Der Krieg der Türkei gegen die Kurden in Nordsyrien wird noch zahlreiche Opfer fordern. Die Bundesregierung verurteilt die Angriffe – mit Worten statt Taten.

Georg Restle: „Nach aktuellen Meldungen hat sich US-Vizepräsident Pence mit dem türkischen Präsidenten Erdogan gerade darauf verständigt, die türkischen Angriffe auf Nordsyrien für fünf Tage zu unterbrechen, falls die kurdischen Kämpfer abziehen. Mehr dazu dann gleich in den Tagesthemen.“

Kommentare zum Thema

  • Squareman 29.10.2019, 15:51 Uhr

    Schon irgendwie seltsam das so getan wird als ob die Türkei Syrien jetzt erst angegriffen hätte. Dabei stehen türkische Truppen und ihre islamistischen Verbündeten seit über einem Jahr in Syrien. Da diese Invasion keine Konsequenzen hatte macht der Sultan von Ankara eben einfach weiter. Konsequenzen hat er auch weiterhin nicht zu befürchten denn alle wollen weiterhin gute Geschäfte mit diesem islamistischen Regime Erdogans machen. Das kurzfristige Ziel Erdogans sind ethische Säuberungen in dieser sogenannten Sicherheitszone. Finanziert wird das mit dem Geld aus dem Flüchtlingspakt mit der EU. Wohin werden wohl die vertriebenen Kurden fliehen? Natürlich nach Europa. Wir finanzieren also die nächste Flüchtlingsbewegung mit unseren Geldern. Alles sehr sinnvoll und von der EU durchdacht.

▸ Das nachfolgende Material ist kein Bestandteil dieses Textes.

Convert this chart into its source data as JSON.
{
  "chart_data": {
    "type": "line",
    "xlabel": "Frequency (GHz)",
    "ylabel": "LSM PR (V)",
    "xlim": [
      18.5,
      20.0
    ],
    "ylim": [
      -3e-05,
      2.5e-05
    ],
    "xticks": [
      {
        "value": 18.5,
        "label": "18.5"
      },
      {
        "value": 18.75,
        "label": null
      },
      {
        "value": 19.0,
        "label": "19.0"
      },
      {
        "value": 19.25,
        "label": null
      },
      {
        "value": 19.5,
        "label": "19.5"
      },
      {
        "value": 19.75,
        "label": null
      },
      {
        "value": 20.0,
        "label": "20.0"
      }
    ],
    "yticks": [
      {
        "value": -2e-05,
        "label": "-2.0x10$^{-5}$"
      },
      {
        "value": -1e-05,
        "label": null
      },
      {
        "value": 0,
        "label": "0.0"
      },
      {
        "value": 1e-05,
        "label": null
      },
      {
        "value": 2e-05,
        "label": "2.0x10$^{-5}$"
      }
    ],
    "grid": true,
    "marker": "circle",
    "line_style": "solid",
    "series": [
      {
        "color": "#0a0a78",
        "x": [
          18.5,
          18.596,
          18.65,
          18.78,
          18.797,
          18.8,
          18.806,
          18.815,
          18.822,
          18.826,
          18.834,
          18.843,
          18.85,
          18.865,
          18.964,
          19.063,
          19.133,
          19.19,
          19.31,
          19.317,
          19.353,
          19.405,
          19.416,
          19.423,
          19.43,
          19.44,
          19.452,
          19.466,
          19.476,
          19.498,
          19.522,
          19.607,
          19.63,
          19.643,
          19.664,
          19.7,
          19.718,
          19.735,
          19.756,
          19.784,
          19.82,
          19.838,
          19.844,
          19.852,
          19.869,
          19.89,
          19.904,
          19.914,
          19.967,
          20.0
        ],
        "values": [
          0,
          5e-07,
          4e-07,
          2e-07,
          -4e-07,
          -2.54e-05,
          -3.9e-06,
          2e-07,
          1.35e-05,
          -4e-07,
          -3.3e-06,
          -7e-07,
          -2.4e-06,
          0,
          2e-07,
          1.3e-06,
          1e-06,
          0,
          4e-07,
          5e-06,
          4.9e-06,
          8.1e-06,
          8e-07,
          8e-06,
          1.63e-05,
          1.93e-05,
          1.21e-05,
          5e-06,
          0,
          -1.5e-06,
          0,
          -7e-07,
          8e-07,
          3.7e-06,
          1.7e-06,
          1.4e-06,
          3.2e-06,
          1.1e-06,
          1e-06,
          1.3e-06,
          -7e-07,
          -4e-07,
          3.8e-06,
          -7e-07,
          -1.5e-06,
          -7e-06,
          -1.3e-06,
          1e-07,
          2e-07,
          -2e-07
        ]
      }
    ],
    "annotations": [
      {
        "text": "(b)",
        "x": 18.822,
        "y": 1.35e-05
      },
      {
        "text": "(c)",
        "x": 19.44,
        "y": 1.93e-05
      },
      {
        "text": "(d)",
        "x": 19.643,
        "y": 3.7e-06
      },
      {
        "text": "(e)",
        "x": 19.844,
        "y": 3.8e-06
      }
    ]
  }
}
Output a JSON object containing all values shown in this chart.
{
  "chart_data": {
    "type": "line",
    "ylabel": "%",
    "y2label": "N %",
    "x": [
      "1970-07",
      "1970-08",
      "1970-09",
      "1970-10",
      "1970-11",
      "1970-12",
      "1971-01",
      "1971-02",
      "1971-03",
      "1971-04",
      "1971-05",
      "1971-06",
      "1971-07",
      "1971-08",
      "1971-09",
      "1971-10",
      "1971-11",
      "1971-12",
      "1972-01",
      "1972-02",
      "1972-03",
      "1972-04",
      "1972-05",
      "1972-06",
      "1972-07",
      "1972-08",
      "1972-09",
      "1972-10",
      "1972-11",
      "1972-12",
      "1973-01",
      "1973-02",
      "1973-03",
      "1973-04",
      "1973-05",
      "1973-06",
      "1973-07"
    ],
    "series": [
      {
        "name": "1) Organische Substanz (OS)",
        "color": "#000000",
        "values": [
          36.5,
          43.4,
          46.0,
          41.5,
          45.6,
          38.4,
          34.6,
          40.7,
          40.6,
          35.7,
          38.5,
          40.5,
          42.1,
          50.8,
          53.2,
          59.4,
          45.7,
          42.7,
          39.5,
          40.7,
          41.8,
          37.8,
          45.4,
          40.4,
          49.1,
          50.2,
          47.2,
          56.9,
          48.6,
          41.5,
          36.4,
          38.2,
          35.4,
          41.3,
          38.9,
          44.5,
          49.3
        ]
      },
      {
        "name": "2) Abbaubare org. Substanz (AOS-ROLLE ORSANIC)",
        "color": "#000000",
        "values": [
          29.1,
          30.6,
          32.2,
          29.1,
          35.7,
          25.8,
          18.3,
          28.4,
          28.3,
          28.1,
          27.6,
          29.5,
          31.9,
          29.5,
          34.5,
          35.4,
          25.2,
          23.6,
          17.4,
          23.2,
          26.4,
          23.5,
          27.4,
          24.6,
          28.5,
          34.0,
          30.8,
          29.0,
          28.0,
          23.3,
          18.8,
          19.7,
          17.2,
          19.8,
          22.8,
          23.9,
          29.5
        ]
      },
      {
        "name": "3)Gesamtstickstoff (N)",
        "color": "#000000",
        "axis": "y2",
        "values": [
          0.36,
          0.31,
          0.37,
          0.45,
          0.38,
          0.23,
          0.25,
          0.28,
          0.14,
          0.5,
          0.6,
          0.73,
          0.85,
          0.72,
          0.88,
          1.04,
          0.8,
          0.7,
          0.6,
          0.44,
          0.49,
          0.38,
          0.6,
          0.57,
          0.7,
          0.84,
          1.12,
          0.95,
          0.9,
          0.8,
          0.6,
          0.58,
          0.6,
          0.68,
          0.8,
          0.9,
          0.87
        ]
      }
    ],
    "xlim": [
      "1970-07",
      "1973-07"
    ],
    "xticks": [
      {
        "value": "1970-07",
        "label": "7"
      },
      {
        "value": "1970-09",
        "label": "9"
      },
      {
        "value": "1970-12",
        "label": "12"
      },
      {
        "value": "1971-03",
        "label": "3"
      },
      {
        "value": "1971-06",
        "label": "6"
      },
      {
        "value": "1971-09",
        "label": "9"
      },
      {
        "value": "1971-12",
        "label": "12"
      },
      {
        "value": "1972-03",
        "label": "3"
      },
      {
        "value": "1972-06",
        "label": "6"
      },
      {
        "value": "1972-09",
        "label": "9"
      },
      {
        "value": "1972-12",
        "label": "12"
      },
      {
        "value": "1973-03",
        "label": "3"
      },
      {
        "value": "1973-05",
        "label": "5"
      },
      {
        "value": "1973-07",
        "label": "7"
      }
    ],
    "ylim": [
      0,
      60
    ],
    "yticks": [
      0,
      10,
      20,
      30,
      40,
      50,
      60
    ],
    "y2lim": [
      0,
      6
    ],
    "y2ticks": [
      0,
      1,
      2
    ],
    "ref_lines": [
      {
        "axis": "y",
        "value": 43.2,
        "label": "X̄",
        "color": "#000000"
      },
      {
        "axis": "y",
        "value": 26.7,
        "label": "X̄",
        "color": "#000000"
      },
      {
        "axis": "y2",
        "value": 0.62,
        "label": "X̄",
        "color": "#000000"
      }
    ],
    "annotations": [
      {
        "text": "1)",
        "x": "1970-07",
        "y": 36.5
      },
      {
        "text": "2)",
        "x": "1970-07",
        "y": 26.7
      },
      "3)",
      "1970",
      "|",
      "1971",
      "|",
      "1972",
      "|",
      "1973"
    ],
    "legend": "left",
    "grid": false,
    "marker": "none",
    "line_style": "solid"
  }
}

  • Miller, F. 22.10.2019, 23:41 Uhr

    Sehr traurig ist dass heute noch, 2019, staatsführenden Politiker denken wie in der Vorkriegszeit. Da werden durch eingesetzte Provokateure Revolutionen inszeniert. Da werden Regierungen gestürzt u. gegen eigene „Nachläufer“ ersetzt. Da werden aufgrund von Lügen Kriege geführt. Auf Mensch, Tier und Natur wird keine Rücksicht genommen. Menschen werden vertrieben und Ländereien werden sich angeeignet, gleich wie in vorigen Jahrhunderten; u. wie „heute“ wieder die Türkei in Syrien einmarschiert ist, angeblich um eine „Sicherheitszone“ zu schaffen (warum nicht auf eigenen Boden?). Dass das Land Syrien den syrischen Menschen gehört das hat offensichtlich keine Bedeutung. Was würde die türkische Regierung machen wenn zum Beispiel die griechische Regierung in der Türkei einen fünfhundert Kilometer langen u. eine dreißig Kilometer breite „Sicherheitszone“ in der Türkei erkämpft. Wie würden US-Politiker reagieren wenn die mexikanische Armee eine Sicherheitszone in den USA erkämpft?